Maki & Ramen

97-101 Fountainbridge, Edinburgh

0131 228 5069

Lunch/Dinner: £15-£58

Food rating: 4/10

THE premises at 97-101 Fountainbridge have changed their gastronomic identity over the years. The first I remember was old school Italian trattoria, with a wall given over to a giant picture of the Bay of Naples. Then a Malaysian outfit, Kampung Ali, moved in, serving pretty good food but with a make do and mend attitude to decor. Its red and yellow colour scheme and brightly lit windows shone out, a cheery beacon in the area, which at that point, was shifting from down-at-heel to concrete corporate blandness. Kampung Ali retained the faux Baroque frescoes of its Italian predecessors but customised the place with Malaysian tourist board posters and strategically-placed plastic models of Kuala Lumpur’s landmark, the Petronas Towers. I quite liked its scruffy authenticity.

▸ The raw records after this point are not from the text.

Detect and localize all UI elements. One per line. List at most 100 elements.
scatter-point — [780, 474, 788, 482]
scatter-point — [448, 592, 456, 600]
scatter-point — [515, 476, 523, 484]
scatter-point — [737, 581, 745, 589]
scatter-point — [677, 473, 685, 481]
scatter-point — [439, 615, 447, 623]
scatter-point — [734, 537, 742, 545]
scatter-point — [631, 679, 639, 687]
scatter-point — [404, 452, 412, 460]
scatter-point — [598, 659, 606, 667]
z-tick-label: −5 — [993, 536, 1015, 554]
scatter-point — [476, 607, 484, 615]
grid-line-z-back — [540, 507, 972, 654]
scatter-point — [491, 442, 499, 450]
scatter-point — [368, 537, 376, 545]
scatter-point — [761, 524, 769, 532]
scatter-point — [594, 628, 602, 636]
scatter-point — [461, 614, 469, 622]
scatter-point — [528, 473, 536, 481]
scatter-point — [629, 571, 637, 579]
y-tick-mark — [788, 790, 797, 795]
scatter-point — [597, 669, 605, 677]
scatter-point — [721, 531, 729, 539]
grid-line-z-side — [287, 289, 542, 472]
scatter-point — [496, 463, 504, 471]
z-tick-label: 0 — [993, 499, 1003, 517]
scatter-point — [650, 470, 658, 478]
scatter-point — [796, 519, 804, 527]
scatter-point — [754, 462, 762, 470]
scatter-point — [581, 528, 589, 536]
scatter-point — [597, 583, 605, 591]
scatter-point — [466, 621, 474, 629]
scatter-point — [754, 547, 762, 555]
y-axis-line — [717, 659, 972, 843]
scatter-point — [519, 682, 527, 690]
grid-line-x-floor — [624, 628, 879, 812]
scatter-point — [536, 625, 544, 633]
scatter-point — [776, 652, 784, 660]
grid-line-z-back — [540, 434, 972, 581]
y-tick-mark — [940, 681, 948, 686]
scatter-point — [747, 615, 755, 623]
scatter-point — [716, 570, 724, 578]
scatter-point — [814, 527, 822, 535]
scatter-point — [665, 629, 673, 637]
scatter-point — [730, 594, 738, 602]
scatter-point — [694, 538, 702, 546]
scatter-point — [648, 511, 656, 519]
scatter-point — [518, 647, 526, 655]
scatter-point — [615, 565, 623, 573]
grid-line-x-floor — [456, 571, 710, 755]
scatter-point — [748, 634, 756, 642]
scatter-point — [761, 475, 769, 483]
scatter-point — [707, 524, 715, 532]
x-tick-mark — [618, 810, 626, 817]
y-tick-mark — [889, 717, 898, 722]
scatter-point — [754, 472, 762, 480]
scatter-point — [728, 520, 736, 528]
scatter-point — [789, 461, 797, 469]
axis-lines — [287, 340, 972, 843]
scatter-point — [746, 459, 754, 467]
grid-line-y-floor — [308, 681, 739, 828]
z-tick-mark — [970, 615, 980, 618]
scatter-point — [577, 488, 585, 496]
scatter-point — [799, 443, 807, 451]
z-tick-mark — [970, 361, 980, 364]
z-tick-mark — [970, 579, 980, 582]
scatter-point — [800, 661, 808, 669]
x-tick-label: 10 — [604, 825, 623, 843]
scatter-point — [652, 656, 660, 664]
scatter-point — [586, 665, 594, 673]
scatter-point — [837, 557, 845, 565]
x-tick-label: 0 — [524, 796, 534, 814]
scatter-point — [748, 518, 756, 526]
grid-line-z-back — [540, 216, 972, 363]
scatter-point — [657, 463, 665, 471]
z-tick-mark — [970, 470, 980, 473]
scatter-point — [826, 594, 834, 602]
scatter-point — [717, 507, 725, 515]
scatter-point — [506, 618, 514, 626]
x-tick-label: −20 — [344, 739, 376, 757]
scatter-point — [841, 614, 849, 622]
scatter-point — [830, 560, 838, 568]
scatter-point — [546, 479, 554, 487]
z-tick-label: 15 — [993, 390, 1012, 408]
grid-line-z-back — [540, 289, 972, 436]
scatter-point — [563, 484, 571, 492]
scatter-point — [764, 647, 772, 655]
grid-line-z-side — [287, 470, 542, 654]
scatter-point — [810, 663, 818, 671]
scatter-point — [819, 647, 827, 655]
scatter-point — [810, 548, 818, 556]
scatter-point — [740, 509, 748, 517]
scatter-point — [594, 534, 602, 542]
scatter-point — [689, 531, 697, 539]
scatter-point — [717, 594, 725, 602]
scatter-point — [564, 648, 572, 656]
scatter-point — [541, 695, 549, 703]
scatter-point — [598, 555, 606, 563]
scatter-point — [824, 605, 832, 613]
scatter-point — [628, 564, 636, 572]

The "regeneration" of the Fountainbridge area has moved on apace; a steady infill of student halls of residence and offices has brought life and enterprise to the environs, connecting it with the hubbub of Lothian Road. An area that was dead is animated, not perhaps as animated as it was back in the day when Fountainbridge was a high-density tenement community, but progress from those intervening twilight years.

And these premises have changed along with it. Now they house Maki & Ramen, one of a mini-chain of three Japanese restaurants in the city. This one sells itself as "an authentic Japanese experience", as Scotland’s "first okomase Edomai sushi restaurant". Okomase means entrusting you choice to the chef. The Edomai bit flags up sushi, prepared in the trad Tokyo style. If you go to a proper okomase restaurant in Japan, you’ll need a plump wallet. You’re there to watch as chefs prepare one exquisite mouthful at a time, to marvel at their precision, their technique, their concentration.

Maki & Ramen boasts that its executive chef is certified by the Shinjuku Sushi Academy in Tokyo and can "ensure a memorable sushi experience as each dish ties the freshest ingredients with incomparable creativity". Our food though falls way short of its billing. The ingredients are standard – a preponderance of easy to source salmon, other fish and shellfish that if not frozen, are most decidedly not the discerning pick of the day that a choosy Japanese okomase chef would expect. Ingredients aren’t exceptional, and neither is the cooking. Tonkotsu Ramen broth is half as rich and potent as that served at Ramen Dayo in Glasgow, which is the best I’ve had in the UK. Its braised pork belly has more of a Chinese five-spice, char sui taste. Other elements include noodles, soft-boiled egg and tin corn, all of them thoroughly unexceptional. The "Master chef burnt soyu ramen" sounds more decisive, but it’s as wishy-washy as the plainer version, the main difference being that the meat in this one is minced.

Soft shell crab rolls are a mess to eat: the rice is ineptly rolled so it disintegrates inside its elastic seaweed wrapper. These must be the slightest crabs in the sea, they’re so lost in their deep-fried batter, we can’t taste them. I’m not desperately hungry enough to force myself to eat the octopus salad. Served in a cocktail glass under watery shredded white radish and with cucumber, it tastes like cubes of rubber marinated in sugared vinegar. I might be more impressed with the "beef tataki with black truffle butter", which is theatrically blowtorched at the table, if it didn’t taste of lighter fuel.

Everything at Maki & Ramen costs £1-£3 more than other unremarkable sushi places. I guess you’re now paying for the decor, a streamlined Japanese aesthetic, smooth parallel slats of wood used to clad walls and ceiling, the sleek sophisticated bar if you want to watch the chefs, a raised platform for dining on, slippers to wear as you sling off your outdoor shoes. Reincarnated as Maki & Ramen, 97-101 Fountainbridge is now one good-looking restaurant. It certainly looks the part and its novelty value may well appeal to those who are more comfortable eating food out than cooking it in. For me, there’s just too much emperor's new clothes about the place, or should that be the emperor’s new slippers?